Can we expect Gen Y to appreciate reliability?

How about impeccable fit and finish? A quiet cabin? Top-shelf materials?

Or do young drivers just want as stylish a car as they can afford?

Either way, the Scion tC has the makings of a youth-market hit. The little coupe — the third model to round out Toyota Motor Corp.'s new Scion youth brand — overcomes the stodginess of its parent company but doesn't forget its roots when it comes to top-level build quality.

The result: a car that should please its cutting-edge target demographic, plus catch the eye of Toyota loyalists who perhaps would like to inject a bit of energy into their oh-so-practical lives.

The tC sports coupe's sleek and sophisticated — yet arguably lighthearted — styling marks a departure from the first two Scion vehicles: the funky, boxy xB and the econo-hatch xA. And one need only peek up through the dual glass panels — which take up most of the roof in the small coupe — to realize the tC is no typical Toyota, either.

Eye-catching exterior styling makes the little coupe look not so little: a low and wide stance is emphasized through a 106.3-in. (270-cm) wheelbase and overall width of 69.1 ins. (176 cm). And while this car is billed as a 3-door hatch, the hatchback is barely noticeable to the untrained eye.

The tC has come a long way from the ccX concept on which it originally was based. Designers learned that while “funky” works for the other Scions, people of all ages want their coupes to be stylish and understated.

Toyota's Scion philosophy appears downright Lexus-like when carried into the sophisticated and way-too-good-for-the-price interior. Passengers will notice a richness of material — from the Japanese rice paper-inspired dash and upper door panels to the cast-aluminum climate control knob and soft-touch control buttons.

Underneath the hood comes a far more acceptable engine than the tiny-displacement gas-sipper in the other two Scions. The tC instead gets the 2.4L 4-cyl. with variable valve timing with intelligence, which does excellent yeoman work in Toyota's Camry and RAV-4. In this guise, the 2AZ-FE makes 160 hp and 163 lb.-ft. (221 Nm) of torque at an accessible 4,000 rpm. The all-aluminum engine incorporates twin balance shafts to impart impressive noise, vibration and harshness levels.

The tC's only available engine is paired with either a 5-speed manual transmission or 4-speed automatic, which incorporates Toyota's uphill and downhill shift logic system and prevents excessive gear hunting.

But the car's most outstanding features come in the Toyota-standard intangibles: in areas such as fit-and-finish, attention to detail, and quality engineering. And those features are made all the more amazing after Toyota discloses the car went from design freeze to production in 13 months — the shortest-ever development time for any Toyota-made vehicle.
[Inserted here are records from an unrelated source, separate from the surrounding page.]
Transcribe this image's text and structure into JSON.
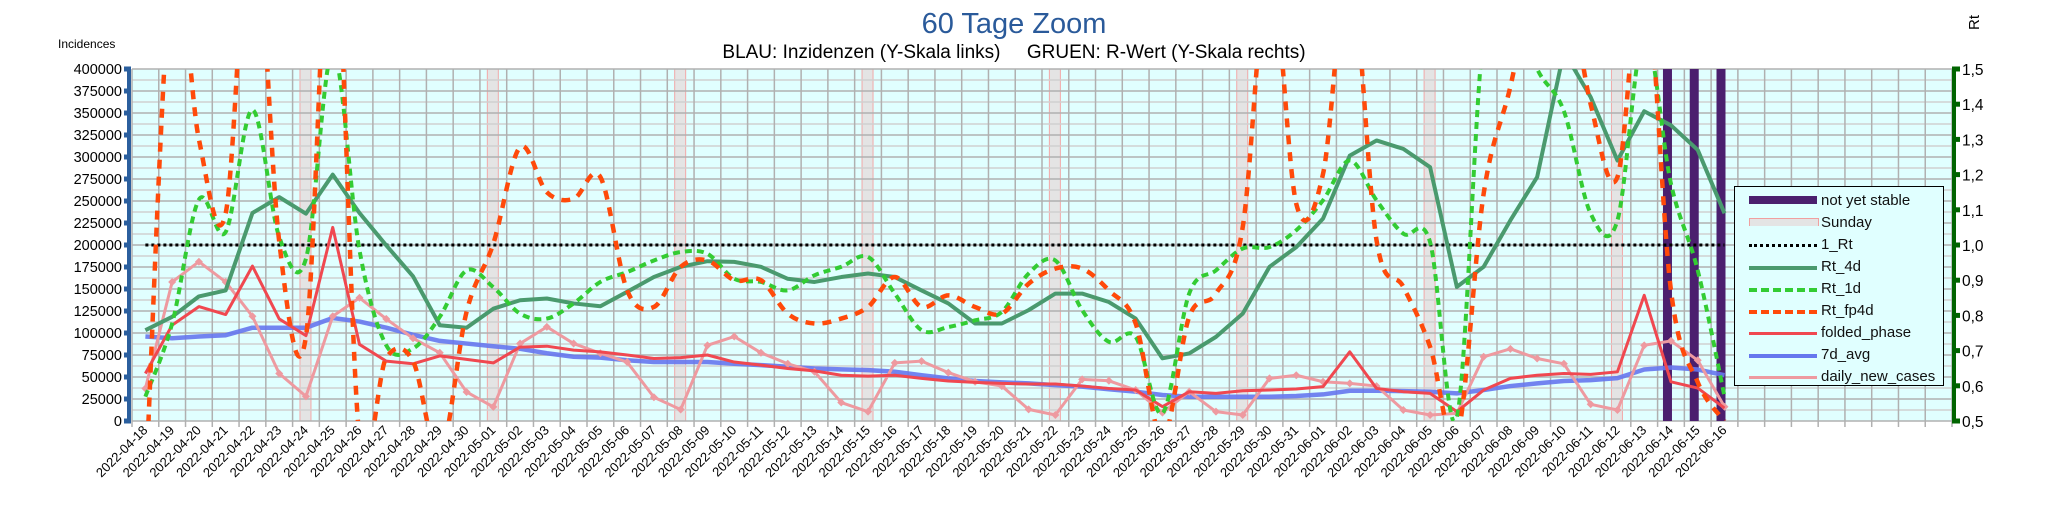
{
  "chart_data": {
    "type": "line",
    "title": "60 Tage Zoom",
    "subtitle": "BLAU: Inzidenzen (Y-Skala links)     GRUEN: R-Wert (Y-Skala rechts)",
    "ylabel": "Incidences",
    "y2label": "Rt",
    "ylim": [
      0,
      400000
    ],
    "y2lim": [
      0.5,
      1.5
    ],
    "y_ticks": [
      "0",
      "25000",
      "50000",
      "75000",
      "100000",
      "125000",
      "150000",
      "175000",
      "200000",
      "225000",
      "250000",
      "275000",
      "300000",
      "325000",
      "350000",
      "375000",
      "400000"
    ],
    "y2_ticks": [
      "0,5",
      "0,6",
      "0,7",
      "0,8",
      "0,9",
      "1,0",
      "1,1",
      "1,2",
      "1,3",
      "1,4",
      "1,5"
    ],
    "grid": true,
    "legend_position": "right",
    "categories": [
      "2022-04-18",
      "2022-04-19",
      "2022-04-20",
      "2022-04-21",
      "2022-04-22",
      "2022-04-23",
      "2022-04-24",
      "2022-04-25",
      "2022-04-26",
      "2022-04-27",
      "2022-04-28",
      "2022-04-29",
      "2022-04-30",
      "2022-05-01",
      "2022-05-02",
      "2022-05-03",
      "2022-05-04",
      "2022-05-05",
      "2022-05-06",
      "2022-05-07",
      "2022-05-08",
      "2022-05-09",
      "2022-05-10",
      "2022-05-11",
      "2022-05-12",
      "2022-05-13",
      "2022-05-14",
      "2022-05-15",
      "2022-05-16",
      "2022-05-17",
      "2022-05-18",
      "2022-05-19",
      "2022-05-20",
      "2022-05-21",
      "2022-05-22",
      "2022-05-23",
      "2022-05-24",
      "2022-05-25",
      "2022-05-26",
      "2022-05-27",
      "2022-05-28",
      "2022-05-29",
      "2022-05-30",
      "2022-05-31",
      "2022-06-01",
      "2022-06-02",
      "2022-06-03",
      "2022-06-04",
      "2022-06-05",
      "2022-06-06",
      "2022-06-07",
      "2022-06-08",
      "2022-06-09",
      "2022-06-10",
      "2022-06-11",
      "2022-06-12",
      "2022-06-13",
      "2022-06-14",
      "2022-06-15",
      "2022-06-16"
    ],
    "sundays": [
      "2022-04-24",
      "2022-05-01",
      "2022-05-08",
      "2022-05-15",
      "2022-05-22",
      "2022-05-29",
      "2022-06-05",
      "2022-06-12"
    ],
    "not_yet_stable": [
      "2022-06-14",
      "2022-06-15",
      "2022-06-16"
    ],
    "reference_line": {
      "name": "1_Rt",
      "value": 1.0,
      "axis": "right"
    },
    "series": [
      {
        "name": "Rt_4d",
        "axis": "right",
        "color": "#4a9a6e",
        "style": "solid",
        "values": [
          0.758,
          0.796,
          0.854,
          0.871,
          1.091,
          1.136,
          1.089,
          1.2,
          1.091,
          0.999,
          0.911,
          0.772,
          0.765,
          0.819,
          0.843,
          0.848,
          0.834,
          0.826,
          0.867,
          0.909,
          0.938,
          0.954,
          0.952,
          0.938,
          0.904,
          0.895,
          0.909,
          0.919,
          0.909,
          0.871,
          0.834,
          0.777,
          0.777,
          0.815,
          0.862,
          0.862,
          0.838,
          0.791,
          0.678,
          0.692,
          0.739,
          0.805,
          0.938,
          0.994,
          1.075,
          1.254,
          1.297,
          1.273,
          1.221,
          0.881,
          0.938,
          1.07,
          1.193,
          1.55,
          1.42,
          1.24,
          1.38,
          1.34,
          1.27,
          1.09
        ]
      },
      {
        "name": "Rt_1d",
        "axis": "right",
        "color": "#33cc33",
        "style": "dashed",
        "values": [
          0.569,
          0.777,
          1.129,
          1.037,
          1.384,
          1.023,
          0.961,
          1.55,
          0.985,
          0.715,
          0.706,
          0.796,
          0.928,
          0.88,
          0.805,
          0.791,
          0.834,
          0.895,
          0.923,
          0.956,
          0.98,
          0.975,
          0.904,
          0.895,
          0.871,
          0.914,
          0.938,
          0.966,
          0.862,
          0.758,
          0.767,
          0.786,
          0.81,
          0.919,
          0.956,
          0.815,
          0.725,
          0.739,
          0.522,
          0.862,
          0.928,
          0.99,
          0.994,
          1.042,
          1.127,
          1.24,
          1.127,
          1.032,
          1.008,
          0.51,
          1.6,
          1.7,
          1.5,
          1.38,
          1.089,
          1.07,
          1.6,
          1.174,
          0.928,
          0.57
        ]
      },
      {
        "name": "Rt_fp4d",
        "axis": "right",
        "color": "#ff4a0a",
        "style": "dashed-wide",
        "values": [
          0.3,
          1.8,
          1.3,
          1.09,
          2.0,
          1.01,
          0.74,
          2.0,
          0.45,
          0.68,
          0.67,
          0.4,
          0.81,
          1.004,
          1.278,
          1.15,
          1.131,
          1.193,
          0.871,
          0.824,
          0.938,
          0.956,
          0.9,
          0.9,
          0.805,
          0.777,
          0.791,
          0.824,
          0.909,
          0.824,
          0.857,
          0.824,
          0.805,
          0.89,
          0.933,
          0.933,
          0.871,
          0.777,
          0.45,
          0.796,
          0.862,
          1.051,
          1.8,
          1.117,
          1.202,
          1.8,
          1.013,
          0.881,
          0.711,
          0.45,
          1.145,
          1.45,
          1.8,
          1.8,
          1.4,
          1.193,
          1.8,
          0.87,
          0.61,
          0.5
        ]
      },
      {
        "name": "folded_phase",
        "axis": "left",
        "color": "#f04850",
        "style": "solid",
        "values": [
          54000,
          109000,
          130000,
          121000,
          176000,
          116000,
          97000,
          220000,
          87000,
          68000,
          65000,
          74000,
          70000,
          66000,
          84000,
          85000,
          80500,
          78600,
          75000,
          71000,
          72000,
          75000,
          67000,
          63500,
          59700,
          57000,
          52000,
          51000,
          52000,
          48400,
          45400,
          43900,
          42700,
          42000,
          42000,
          39700,
          37000,
          35200,
          16300,
          33300,
          31400,
          34400,
          35200,
          36300,
          39000,
          78600,
          37000,
          33300,
          31400,
          10600,
          35200,
          48400,
          52000,
          54000,
          53000,
          55900,
          142800,
          44500,
          37400,
          14700
        ]
      },
      {
        "name": "7d_avg",
        "axis": "left",
        "color": "#6677ee",
        "style": "solid",
        "values": [
          96000,
          94000,
          96000,
          97500,
          106000,
          106000,
          106000,
          117000,
          113000,
          106000,
          98000,
          91000,
          88000,
          85000,
          82000,
          77000,
          73000,
          72000,
          69000,
          67000,
          67000,
          67000,
          65000,
          63500,
          61600,
          59700,
          58600,
          57800,
          56000,
          52000,
          48400,
          45400,
          43900,
          42700,
          40800,
          39000,
          36000,
          33300,
          29500,
          27600,
          27600,
          27600,
          27600,
          28400,
          30200,
          34400,
          34400,
          34000,
          33300,
          31400,
          35200,
          39700,
          42700,
          45400,
          46500,
          48700,
          58500,
          60800,
          58500,
          52100
        ]
      },
      {
        "name": "daily_new_cases",
        "axis": "left",
        "color": "#ee9aa0",
        "style": "marker",
        "values": [
          37000,
          158000,
          181000,
          158000,
          119000,
          54000,
          28000,
          119000,
          140000,
          116000,
          94000,
          77500,
          33000,
          16000,
          88000,
          107000,
          88000,
          77000,
          67000,
          27000,
          13000,
          86000,
          96000,
          77500,
          65000,
          56000,
          21000,
          10600,
          66000,
          68000,
          55000,
          44600,
          39700,
          13200,
          6800,
          47300,
          45700,
          35200,
          9500,
          33300,
          10600,
          6800,
          48400,
          52000,
          44600,
          42700,
          39700,
          12500,
          6800,
          8700,
          73000,
          82000,
          71000,
          65000,
          19000,
          12500,
          86000,
          91000,
          69000,
          16200
        ]
      }
    ],
    "legend": [
      {
        "label": "not yet stable",
        "color": "#4b1f6e"
      },
      {
        "label": "Sunday",
        "color": "#e4e4e4"
      },
      {
        "label": "1_Rt",
        "color": "#000000"
      },
      {
        "label": "Rt_4d",
        "color": "#4a9a6e"
      },
      {
        "label": "Rt_1d",
        "color": "#33cc33"
      },
      {
        "label": "Rt_fp4d",
        "color": "#ff4a0a"
      },
      {
        "label": "folded_phase",
        "color": "#f04850"
      },
      {
        "label": "7d_avg",
        "color": "#6677ee"
      },
      {
        "label": "daily_new_cases",
        "color": "#ee9aa0"
      }
    ],
    "colors": {
      "left_axis": "#2b5f9e",
      "right_axis": "#006400",
      "plot_bg": "#e0ffff",
      "title": "#2a5a9a"
    }
  }
}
Toyota even managed to upgrade the seats, which were considered sub-par in the first two Scions. The auto maker executed the tC to such quality in such a short time by leveraging strengths of its global platforms and vehicles. The tC shares a platform as well as a multitude of components with Europe's Avensis.
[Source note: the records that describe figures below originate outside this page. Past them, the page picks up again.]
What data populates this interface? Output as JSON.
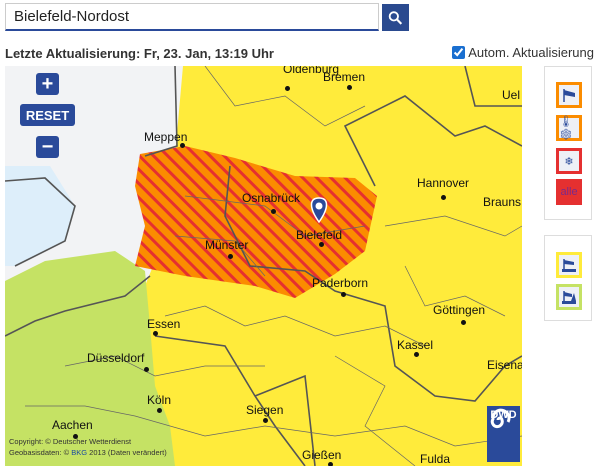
{
  "search": {
    "value": "Bielefeld-Nordost",
    "button_icon": "search-icon"
  },
  "status": {
    "last_update": "Letzte Aktualisierung: Fr, 23. Jan, 13:19 Uhr",
    "auto_update_label": "Autom. Aktualisierung",
    "auto_update_checked": true
  },
  "map": {
    "zoom_in": "+",
    "reset": "RESET",
    "zoom_out": "−",
    "cities": [
      "Oldenburg",
      "Bremen",
      "Uel",
      "Meppen",
      "Hannover",
      "Brauns",
      "Osnabrück",
      "Bielefeld",
      "Münster",
      "Paderborn",
      "Göttingen",
      "Essen",
      "Kassel",
      "Düsseldorf",
      "Eisenach",
      "Köln",
      "Siegen",
      "Aachen",
      "Gießen",
      "Fulda"
    ],
    "copyright_line1": "Copyright: © Deutscher Wetterdienst",
    "copyright_line2_prefix": "Geobasisdaten: © ",
    "copyright_link": "BKG",
    "copyright_line2_suffix": " 2013 (Daten verändert)",
    "logo_text": "DWD",
    "colors": {
      "orange": "#fb8c00",
      "red_hatch": "#e53030",
      "yellow": "#ffeb3b",
      "green": "#c5e264",
      "grey": "#f2f3f5",
      "water": "#ddeefa"
    }
  },
  "filters": {
    "group1": [
      {
        "icon": "wind-icon",
        "border": "#fb8c00"
      },
      {
        "icon": "frost-icon",
        "border": "#fb8c00"
      },
      {
        "icon": "ice-road-icon",
        "border": "#e53030"
      },
      {
        "label": "alle",
        "color": "#e53030"
      }
    ],
    "group2": [
      {
        "icon": "coast-wind-icon",
        "border": "#ffeb3b"
      },
      {
        "icon": "sea-wind-icon",
        "border": "#c5e264"
      }
    ]
  }
}
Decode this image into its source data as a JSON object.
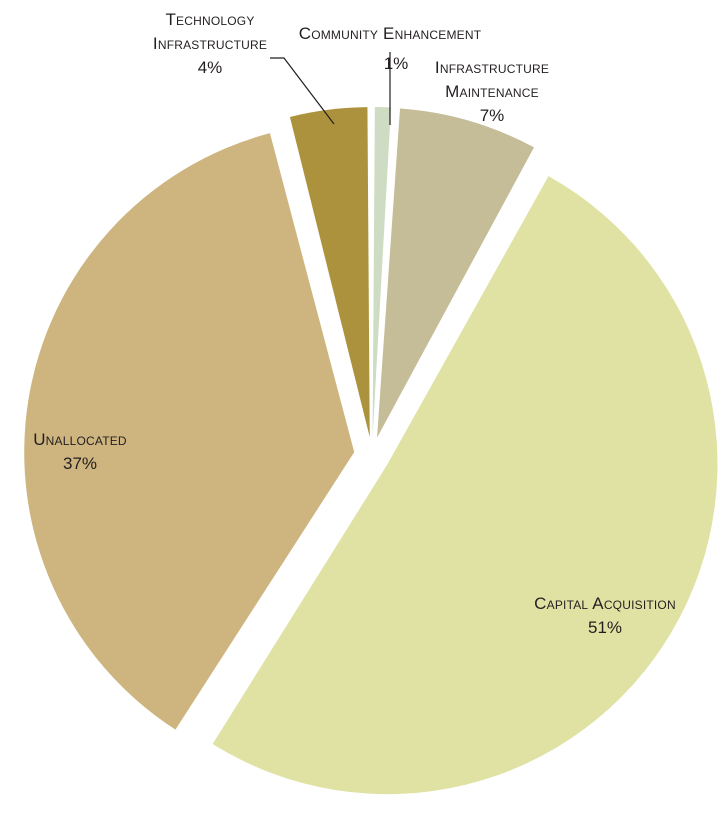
{
  "chart_data": {
    "type": "pie",
    "title": "",
    "start_angle_deg": 0,
    "direction": "clockwise",
    "slices": [
      {
        "label": "Community Enhancement",
        "label_lines": [
          "Community Enhancement"
        ],
        "value": 1,
        "value_label": "1%",
        "color": "#cddcc3"
      },
      {
        "label": "Infrastructure Maintenance",
        "label_lines": [
          "Infrastructure",
          "Maintenance"
        ],
        "value": 7,
        "value_label": "7%",
        "color": "#c5bc98"
      },
      {
        "label": "Capital Acquisition",
        "label_lines": [
          "Capital Acquisition"
        ],
        "value": 51,
        "value_label": "51%",
        "color": "#e0e2a4"
      },
      {
        "label": "Unallocated",
        "label_lines": [
          "Unallocated"
        ],
        "value": 37,
        "value_label": "37%",
        "color": "#ceb57f"
      },
      {
        "label": "Technology Infrastructure",
        "label_lines": [
          "Technology",
          "Infrastructure"
        ],
        "value": 4,
        "value_label": "4%",
        "color": "#ad923e"
      }
    ]
  }
}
The tC costs $16,465 with freight — less than all of its competitors (Ford Focus ZX3, Honda Civic EX, Volkswagen GTi, Tiburon GT, Acura RSX and Mercedes C230). And that price includes almost all options — even the double-glass moonroof and a driver's knee airbag.

As with the other Scions, Toyota plans to make money through its attractive list of dealer accessories, which include Y-baiting items ranging from bumper appliques to a carbon-fiber engine cover. A Toyota Racing Development (TRD) supercharger is on its way.